Playoff-poker der schweizer nhl-stars: wer für die heim-wm frei wird
Die NHL-Uhr tickt unerbittlich. Noch 30 Tage bis 16. April, dann ist Regular-Season-Ende – und die Schweizer Nati steht vor demselben Dilemma wie jedes Frühjahr: Wer rutscht rechtzeitig aus der Playoff-Runde, um am 15. Mai in die Heim-WM zu springen? Die Antwort ist ein Klima-Krimi mit Verletzten, Vertragschaos und einem 21-Jährigen, der trotz Top-Form gesperrt ist.
Bichsel spielt, aber darf nicht: das 0 %-drama
Lian Bichsel liefert in Dallas 16 Minuten Eiszeit pro Nacht, war vor seiner Verletzung jeder Dabei. Die Stars liegen zwei Punkte hinter Winnipeg – Playoff-Ticket wahrscheinlich. Trotzdem bleibt die WM-Tür verrammelt. Swiss Ice will den 21-Jährigen bis 2026 schonen, Spielerrat und Verband untersagten schon Olympia, nun auch die Heim-WM. Die Begründung: Längerfristige Belastungssteuerung. Die Message: Leistung zählt nicht, wenn der Kalender das Sagen hat.

Verletzte, vertrags-ausläufer und die 50-50-chance
Nino Niederreiter schaut von der Tribüne aufs Eis. Knie-OP, komplette Regular Season weg – aber sein Agent André Rufener flüstert: „Comeback Mai möglich.“ 33 Jahre, letzter WM-Auftritt 2018, die Motivation ist riesig. Gleiches Risiko, andere Kategorie: Kevin Fiala. Unterschenkel gebrochen, Kings sausen Richtung Lottery – doch LA blockiert schon jetzt jede Freigabe. Vertrag bis 2027, kein Druck, kein Grund. Chancen: 20 %, und das ist noch großzügig gerechnet.

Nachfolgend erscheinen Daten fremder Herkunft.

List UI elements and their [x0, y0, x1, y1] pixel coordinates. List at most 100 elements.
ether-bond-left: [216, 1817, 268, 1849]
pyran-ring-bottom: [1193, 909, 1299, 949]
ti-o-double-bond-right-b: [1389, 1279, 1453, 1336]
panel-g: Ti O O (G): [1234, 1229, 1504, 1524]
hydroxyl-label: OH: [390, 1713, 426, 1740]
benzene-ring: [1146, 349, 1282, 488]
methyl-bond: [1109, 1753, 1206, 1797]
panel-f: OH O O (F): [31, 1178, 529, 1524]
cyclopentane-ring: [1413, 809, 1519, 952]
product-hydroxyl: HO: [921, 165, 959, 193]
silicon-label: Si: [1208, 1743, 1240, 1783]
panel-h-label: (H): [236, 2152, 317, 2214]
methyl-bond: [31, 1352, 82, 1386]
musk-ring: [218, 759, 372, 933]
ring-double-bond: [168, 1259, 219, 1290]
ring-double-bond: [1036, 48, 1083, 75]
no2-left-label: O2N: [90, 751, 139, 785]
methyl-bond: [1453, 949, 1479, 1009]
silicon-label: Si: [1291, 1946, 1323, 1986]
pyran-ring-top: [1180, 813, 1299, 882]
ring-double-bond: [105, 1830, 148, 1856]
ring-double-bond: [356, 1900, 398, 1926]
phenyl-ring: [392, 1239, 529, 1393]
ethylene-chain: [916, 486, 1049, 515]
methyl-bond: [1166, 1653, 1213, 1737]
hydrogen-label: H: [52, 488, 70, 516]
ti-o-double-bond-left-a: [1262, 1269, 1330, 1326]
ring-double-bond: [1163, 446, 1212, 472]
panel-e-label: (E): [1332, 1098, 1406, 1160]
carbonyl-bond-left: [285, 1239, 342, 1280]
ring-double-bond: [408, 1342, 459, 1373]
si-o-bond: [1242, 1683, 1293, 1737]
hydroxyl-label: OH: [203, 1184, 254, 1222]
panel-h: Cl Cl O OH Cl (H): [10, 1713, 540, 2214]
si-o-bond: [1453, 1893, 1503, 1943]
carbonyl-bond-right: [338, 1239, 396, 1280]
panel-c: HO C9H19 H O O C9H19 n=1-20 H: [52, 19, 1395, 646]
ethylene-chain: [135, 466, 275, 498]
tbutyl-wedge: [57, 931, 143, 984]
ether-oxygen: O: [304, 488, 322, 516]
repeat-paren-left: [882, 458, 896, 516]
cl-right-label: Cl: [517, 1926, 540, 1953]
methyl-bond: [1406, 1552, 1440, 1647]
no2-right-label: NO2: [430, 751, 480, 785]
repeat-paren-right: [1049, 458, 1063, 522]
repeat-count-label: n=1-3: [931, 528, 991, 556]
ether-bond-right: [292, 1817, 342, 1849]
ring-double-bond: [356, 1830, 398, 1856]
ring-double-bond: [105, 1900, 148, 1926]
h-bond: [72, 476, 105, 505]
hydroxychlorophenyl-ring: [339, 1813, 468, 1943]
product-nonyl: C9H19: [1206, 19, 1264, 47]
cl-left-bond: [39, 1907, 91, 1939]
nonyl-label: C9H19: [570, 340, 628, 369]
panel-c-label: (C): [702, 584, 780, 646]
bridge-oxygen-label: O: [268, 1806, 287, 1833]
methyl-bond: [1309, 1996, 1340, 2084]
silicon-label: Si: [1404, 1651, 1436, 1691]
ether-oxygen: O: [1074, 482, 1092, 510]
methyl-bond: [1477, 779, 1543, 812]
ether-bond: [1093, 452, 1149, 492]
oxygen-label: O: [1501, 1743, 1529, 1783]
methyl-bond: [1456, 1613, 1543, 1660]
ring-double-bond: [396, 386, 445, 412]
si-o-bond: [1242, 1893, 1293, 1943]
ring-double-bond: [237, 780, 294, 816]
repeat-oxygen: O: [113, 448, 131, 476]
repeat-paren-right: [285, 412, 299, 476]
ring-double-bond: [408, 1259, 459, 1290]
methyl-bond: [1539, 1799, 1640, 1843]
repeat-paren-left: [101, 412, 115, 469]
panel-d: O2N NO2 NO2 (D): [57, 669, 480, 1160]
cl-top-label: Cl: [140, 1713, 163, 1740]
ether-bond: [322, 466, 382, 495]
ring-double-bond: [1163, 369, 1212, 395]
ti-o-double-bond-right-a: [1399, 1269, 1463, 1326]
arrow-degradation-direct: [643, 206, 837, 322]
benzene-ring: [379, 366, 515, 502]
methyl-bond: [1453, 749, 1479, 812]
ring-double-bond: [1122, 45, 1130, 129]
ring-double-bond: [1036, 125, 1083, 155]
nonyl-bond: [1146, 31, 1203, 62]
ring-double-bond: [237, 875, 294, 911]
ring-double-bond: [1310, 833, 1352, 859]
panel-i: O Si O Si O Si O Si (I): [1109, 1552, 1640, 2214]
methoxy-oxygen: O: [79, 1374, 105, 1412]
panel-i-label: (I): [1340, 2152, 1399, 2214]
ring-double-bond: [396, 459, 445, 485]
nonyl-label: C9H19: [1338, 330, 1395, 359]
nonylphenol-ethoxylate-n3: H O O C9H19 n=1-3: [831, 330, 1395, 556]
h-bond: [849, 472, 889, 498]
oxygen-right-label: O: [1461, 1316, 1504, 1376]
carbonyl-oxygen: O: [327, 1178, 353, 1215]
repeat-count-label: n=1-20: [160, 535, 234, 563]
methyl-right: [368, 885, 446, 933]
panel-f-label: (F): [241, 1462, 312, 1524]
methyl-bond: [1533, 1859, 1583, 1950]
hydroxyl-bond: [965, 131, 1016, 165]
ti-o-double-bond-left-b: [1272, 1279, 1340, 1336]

Devils-flop als nati-glücksfall
New Jersey war der geplante Titelsprinter, steht jetzt vorletzt in der Metropolitan. Hischier, Meier, Siegenthaler – alle gesund, alle ohne Playoff-Stress. Patrick Fischer kann sich jetzt schon die Dreierkette aufs WM-Formular schreiben, 90 % Wahrscheinlichkeit. Die Ironie: Je schwächer die Devils spielen, desto stärker wird die Nati. In der Schweiz jubelt man über fremdes Versagen.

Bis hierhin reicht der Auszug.